Brenda admits she was as unaware of the Great War as she was about her great uncle.
"I knew the 'lions led by donkeys' cliche, about the war poets and about Frank McGuinness's masterpiece, Observe the Sons of Ulster Marching Towards the Somme. I knew about the pity of it all, but very little about the involvement on Irishmen, north and south, in the conflict," she says.
"The research was like a crash course in the contribution of Irishmen, loyalist and nationalist, to the First World War."
Brenda's play, which also charts the experiences of nationalists who joined the Connaught Rangers, marks the launch of the new Living Legacies First World War engagement centre at Queen's, one of five such bases in the UK, which aim to support community and academic research into the war as part of this year's centenary commemorations.
Brenda is also acting as community outreach officer for the new engagement centre, which will be headed up by Queen's University academic Dr Keith Lilley.
He says: "Connecting academic and public histories, the Living Legacies engagement centre will explore the enduring cultural impacts of the conflict and First World War heritage.
"Exploring the complex and sometimes divided loyalties of Irish men and women at the time, The Medal In The Drawer is a dramatic and moving way to mark the launch of our centre here in Belfast."
From a purely personal family perspective, Brenda Winter-Palmer, who's also an actress with a long list of theatre and film credits on her CV, was able to add a sad postscript to Willie's story. For his mother, Jane – Brenda's great-grandmother – simply couldn't accept that Willie was gone.
Brenda says: "For years, she would go down to the bottom of Forthriver Gardens, onto the Springfield Road, to meet him coming from Mackies, where he'd worked before the war.
"The Mackies' horn was her cue to leave the house. And every night she had to be told that Willie wasn't coming home.
"Apparently, she had completely lost her mind and died broken-hearted three years later."
The Battle of the Somme was one of the biggest and bloodiest battles of the First World War and lasted from July 1 to November 18 in 1916 on the banks of the River Somme in France.
The death toll was staggering. It's estimated that one million soldiers were killed or wounded, including 485,000 British and French troops.

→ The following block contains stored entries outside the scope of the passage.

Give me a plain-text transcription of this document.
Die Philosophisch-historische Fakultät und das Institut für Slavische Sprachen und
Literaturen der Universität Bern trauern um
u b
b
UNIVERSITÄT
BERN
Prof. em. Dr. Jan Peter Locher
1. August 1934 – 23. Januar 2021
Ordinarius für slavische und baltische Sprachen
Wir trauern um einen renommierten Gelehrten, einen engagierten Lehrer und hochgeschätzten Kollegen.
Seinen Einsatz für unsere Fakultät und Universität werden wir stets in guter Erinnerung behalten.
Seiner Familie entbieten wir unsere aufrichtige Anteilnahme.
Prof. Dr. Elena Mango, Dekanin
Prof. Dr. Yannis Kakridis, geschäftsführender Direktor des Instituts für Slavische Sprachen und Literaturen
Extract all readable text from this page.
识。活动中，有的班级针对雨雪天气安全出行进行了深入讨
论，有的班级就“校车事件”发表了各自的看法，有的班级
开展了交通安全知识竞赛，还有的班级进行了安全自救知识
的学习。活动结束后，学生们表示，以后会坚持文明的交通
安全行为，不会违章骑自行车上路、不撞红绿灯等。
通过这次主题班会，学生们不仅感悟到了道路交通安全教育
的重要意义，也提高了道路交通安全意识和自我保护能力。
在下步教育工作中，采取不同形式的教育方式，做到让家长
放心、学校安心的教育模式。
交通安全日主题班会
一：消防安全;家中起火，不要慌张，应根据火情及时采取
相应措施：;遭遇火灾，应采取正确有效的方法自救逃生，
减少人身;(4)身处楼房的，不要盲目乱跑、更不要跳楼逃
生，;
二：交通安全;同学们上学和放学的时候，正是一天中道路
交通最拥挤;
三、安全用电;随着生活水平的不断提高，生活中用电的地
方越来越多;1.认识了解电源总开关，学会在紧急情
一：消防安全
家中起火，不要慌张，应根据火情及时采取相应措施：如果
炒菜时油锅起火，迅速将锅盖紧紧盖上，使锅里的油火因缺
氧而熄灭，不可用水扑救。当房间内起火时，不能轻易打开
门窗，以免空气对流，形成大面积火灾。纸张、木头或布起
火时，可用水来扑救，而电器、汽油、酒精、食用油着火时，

The British plan, which was later criticised as ill-conceived, was to take control of a 15-mile stretch of the River Somme and at the outset 1,700,00 shells were aimed at the German lines, but many didn't explode, or missed their targets, with enemy soldiers also able to shelter underground.
Soldiers from the 36th (Ulster) Division managed to advance to within a short distance of German field-gun positions, but due to difficulties with reinforcements and supplies they had to fall back.
At the end of the first day, on July 1, 1916, the 36th Division had suffered more than 4,900 casualties, including 2,069 dead. Trench warfare was a feature of the battle and conditions in the mud-filled trenches were horrendous.
When the order came for the soldiers to go over the top, they scrambled up ladders and marched forward side by side.
One 36th Division record of the time said: "As the air became thick with machine-gun fire, friend fell next to friend, brother next to brother."
By the end of the Somme, the British and French had only advanced about five miles.
The battle ended partly because heavy rains made fighting almost impossible.
Three members of the 36th Division who fought on the first day of the Somme were awarded Victoria Crosses – two of them posthumously.
Thousands of southern Irish soldiers were killed, or injured, before the battle was over.